И тут вдруг у него сердце глухо, но настойчиво заколотилось, как не колотилось, когда Старуха и вправду нечто подобное говорила. И на сей раз вдруг отчетливо представилась лихая красавица с перепутанными густыми черными волосами, с гитарой в одной руке и сигаретой — в другой, свободная, гордая, голова немного надменно вскинута вверх, но веселая, готовая на гульбу и пляски (чего он сам как раз никогда не умел, будучи книжным мальчиком), что-то вроде Кармен. И он уже не мог понять, то ли бабушка Настя сидит около него и читает ему Пушкина, то ли он просто вспоминает, как она ему читала, но вспоминает как бы в настоящем времени, будто бы он сейчас слушает «Руслана и Людмилу», а на самом деле это было давно.

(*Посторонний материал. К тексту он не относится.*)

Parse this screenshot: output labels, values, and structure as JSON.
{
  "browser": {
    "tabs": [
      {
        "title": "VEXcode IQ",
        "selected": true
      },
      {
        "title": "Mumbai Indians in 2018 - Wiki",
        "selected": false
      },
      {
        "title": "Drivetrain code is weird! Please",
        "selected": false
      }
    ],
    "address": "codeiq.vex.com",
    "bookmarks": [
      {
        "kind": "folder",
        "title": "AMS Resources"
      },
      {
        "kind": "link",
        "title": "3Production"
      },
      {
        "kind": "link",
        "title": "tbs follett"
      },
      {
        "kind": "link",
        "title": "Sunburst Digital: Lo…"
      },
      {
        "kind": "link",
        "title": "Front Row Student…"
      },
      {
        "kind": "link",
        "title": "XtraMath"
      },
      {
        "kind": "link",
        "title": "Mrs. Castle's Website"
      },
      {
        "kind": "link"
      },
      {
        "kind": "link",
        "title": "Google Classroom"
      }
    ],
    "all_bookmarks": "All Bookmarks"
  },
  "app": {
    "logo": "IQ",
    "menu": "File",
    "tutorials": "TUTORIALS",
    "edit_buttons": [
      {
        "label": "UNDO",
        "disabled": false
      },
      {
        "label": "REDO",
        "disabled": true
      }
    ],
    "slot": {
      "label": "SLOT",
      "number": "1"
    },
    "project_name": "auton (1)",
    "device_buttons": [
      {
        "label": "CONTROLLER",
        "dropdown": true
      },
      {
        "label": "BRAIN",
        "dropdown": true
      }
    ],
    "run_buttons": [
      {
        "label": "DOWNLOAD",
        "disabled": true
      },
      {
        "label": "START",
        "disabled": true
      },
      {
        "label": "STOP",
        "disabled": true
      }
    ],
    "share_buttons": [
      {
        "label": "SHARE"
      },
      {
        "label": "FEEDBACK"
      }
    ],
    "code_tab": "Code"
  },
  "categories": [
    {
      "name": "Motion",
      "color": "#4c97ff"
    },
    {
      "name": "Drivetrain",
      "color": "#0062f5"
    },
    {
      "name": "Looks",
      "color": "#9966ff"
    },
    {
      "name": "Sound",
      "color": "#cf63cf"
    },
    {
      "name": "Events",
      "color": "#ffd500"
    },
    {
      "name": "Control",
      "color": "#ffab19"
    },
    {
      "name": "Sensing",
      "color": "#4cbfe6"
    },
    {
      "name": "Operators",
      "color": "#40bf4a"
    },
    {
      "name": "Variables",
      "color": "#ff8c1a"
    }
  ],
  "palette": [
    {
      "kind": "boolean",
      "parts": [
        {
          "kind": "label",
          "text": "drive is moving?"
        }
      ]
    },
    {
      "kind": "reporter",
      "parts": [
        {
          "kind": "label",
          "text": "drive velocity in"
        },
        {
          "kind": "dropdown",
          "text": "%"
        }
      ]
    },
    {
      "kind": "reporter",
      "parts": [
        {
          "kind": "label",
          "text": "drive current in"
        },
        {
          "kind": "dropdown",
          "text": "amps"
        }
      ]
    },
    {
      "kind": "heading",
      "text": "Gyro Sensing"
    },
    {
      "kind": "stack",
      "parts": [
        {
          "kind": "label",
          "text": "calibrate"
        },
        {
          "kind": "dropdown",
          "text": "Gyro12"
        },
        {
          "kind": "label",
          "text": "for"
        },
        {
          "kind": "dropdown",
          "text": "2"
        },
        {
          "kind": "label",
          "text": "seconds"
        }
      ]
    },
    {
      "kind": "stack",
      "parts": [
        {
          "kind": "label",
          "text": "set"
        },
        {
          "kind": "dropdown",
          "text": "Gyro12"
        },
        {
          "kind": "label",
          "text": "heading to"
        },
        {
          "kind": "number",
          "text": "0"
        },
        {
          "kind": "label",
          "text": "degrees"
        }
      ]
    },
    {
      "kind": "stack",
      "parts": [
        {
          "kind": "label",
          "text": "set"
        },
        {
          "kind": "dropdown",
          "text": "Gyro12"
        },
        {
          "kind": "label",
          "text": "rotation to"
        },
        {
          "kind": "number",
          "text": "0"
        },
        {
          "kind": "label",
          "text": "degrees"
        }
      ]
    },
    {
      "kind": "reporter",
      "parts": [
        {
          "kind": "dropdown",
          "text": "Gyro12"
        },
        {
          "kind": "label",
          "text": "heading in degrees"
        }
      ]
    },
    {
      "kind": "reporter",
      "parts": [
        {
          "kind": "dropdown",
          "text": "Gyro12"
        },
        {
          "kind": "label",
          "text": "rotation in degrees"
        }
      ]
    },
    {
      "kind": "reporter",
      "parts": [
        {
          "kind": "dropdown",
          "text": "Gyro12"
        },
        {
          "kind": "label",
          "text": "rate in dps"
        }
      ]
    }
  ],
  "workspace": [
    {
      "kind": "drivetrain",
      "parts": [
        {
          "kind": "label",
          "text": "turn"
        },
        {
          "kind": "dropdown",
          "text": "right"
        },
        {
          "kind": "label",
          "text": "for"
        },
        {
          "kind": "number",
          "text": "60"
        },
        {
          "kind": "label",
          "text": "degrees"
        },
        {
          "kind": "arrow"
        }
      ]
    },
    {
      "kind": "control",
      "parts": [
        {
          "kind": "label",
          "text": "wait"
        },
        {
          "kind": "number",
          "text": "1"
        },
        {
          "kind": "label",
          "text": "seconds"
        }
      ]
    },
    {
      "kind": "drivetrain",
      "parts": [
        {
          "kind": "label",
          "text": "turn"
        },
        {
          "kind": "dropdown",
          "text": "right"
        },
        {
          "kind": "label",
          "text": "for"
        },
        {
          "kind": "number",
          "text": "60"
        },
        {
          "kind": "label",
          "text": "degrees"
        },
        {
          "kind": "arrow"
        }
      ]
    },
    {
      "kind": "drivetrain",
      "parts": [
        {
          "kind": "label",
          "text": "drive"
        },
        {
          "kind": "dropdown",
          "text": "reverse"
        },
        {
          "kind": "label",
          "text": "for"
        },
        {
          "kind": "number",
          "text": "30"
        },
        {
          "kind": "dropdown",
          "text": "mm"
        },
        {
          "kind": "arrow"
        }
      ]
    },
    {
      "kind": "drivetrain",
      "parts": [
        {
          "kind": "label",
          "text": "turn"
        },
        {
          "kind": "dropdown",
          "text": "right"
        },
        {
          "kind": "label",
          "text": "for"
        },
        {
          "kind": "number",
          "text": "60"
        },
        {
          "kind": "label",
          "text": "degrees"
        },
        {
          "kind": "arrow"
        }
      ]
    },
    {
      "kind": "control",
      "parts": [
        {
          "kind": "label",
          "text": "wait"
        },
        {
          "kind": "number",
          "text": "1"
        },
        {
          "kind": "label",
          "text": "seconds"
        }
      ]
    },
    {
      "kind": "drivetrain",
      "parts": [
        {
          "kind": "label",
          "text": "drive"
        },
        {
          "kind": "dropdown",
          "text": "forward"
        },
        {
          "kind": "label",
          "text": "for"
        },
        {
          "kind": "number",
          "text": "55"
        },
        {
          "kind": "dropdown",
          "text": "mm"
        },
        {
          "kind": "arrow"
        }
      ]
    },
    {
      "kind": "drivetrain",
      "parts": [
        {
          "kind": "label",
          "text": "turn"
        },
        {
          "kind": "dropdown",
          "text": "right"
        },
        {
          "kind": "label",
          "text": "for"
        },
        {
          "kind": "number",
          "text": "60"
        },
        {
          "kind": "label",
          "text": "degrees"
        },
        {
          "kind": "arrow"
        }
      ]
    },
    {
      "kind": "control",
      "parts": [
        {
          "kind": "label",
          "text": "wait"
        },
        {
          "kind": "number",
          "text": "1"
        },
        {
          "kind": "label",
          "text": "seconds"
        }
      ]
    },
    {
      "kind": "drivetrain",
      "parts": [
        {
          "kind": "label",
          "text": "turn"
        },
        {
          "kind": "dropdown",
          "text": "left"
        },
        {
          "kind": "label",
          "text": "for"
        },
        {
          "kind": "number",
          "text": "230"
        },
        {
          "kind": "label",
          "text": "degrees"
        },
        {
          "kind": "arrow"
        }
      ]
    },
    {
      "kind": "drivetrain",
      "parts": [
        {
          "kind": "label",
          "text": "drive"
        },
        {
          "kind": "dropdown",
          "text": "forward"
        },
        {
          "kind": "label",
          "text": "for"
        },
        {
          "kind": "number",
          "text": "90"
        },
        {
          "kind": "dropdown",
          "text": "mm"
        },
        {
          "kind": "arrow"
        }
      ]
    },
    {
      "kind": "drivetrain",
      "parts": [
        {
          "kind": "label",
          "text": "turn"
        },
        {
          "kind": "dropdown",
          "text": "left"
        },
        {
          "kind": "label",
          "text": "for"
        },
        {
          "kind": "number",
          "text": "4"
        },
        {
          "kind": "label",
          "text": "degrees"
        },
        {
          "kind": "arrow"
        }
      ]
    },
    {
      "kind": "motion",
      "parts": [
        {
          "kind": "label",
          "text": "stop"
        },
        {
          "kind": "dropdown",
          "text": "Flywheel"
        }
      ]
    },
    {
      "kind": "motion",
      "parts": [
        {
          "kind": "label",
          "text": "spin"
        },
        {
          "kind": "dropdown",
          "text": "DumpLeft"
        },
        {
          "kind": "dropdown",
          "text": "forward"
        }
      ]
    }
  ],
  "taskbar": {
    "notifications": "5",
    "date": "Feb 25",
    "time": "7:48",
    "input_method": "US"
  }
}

И где он находится, он тоже не может понять, потому что над головой опять балки и стрехи, в щели светит яркое солнце, сено колется и, хотя в ушах еще звучит голос бабушки Насти, ее уже рядом нет. А вот уже и другой голос что-то напевает.
Глава 6
Внучка
голос был печальный и задумчивый, хотя слабости в нем не было ни капли, а утро и вправду было туманное, седой мокрый туман, как видел он, прильнув к щели, опять висел повсюду. Хотя и не такой густой, как вчера, да и сбоку откуда-то пробивались лучи раннего солнца, обещая вскоре разогнать этот туман. Но песня все равно наводила печаль и грусть, влезая в самое сердце, желавшее и печали и грусти, и очень хотелось довериться певице с таким голосом и такой песней или хотя бы разглядеть ее получше. Он плотнее прильнул глазом к щели.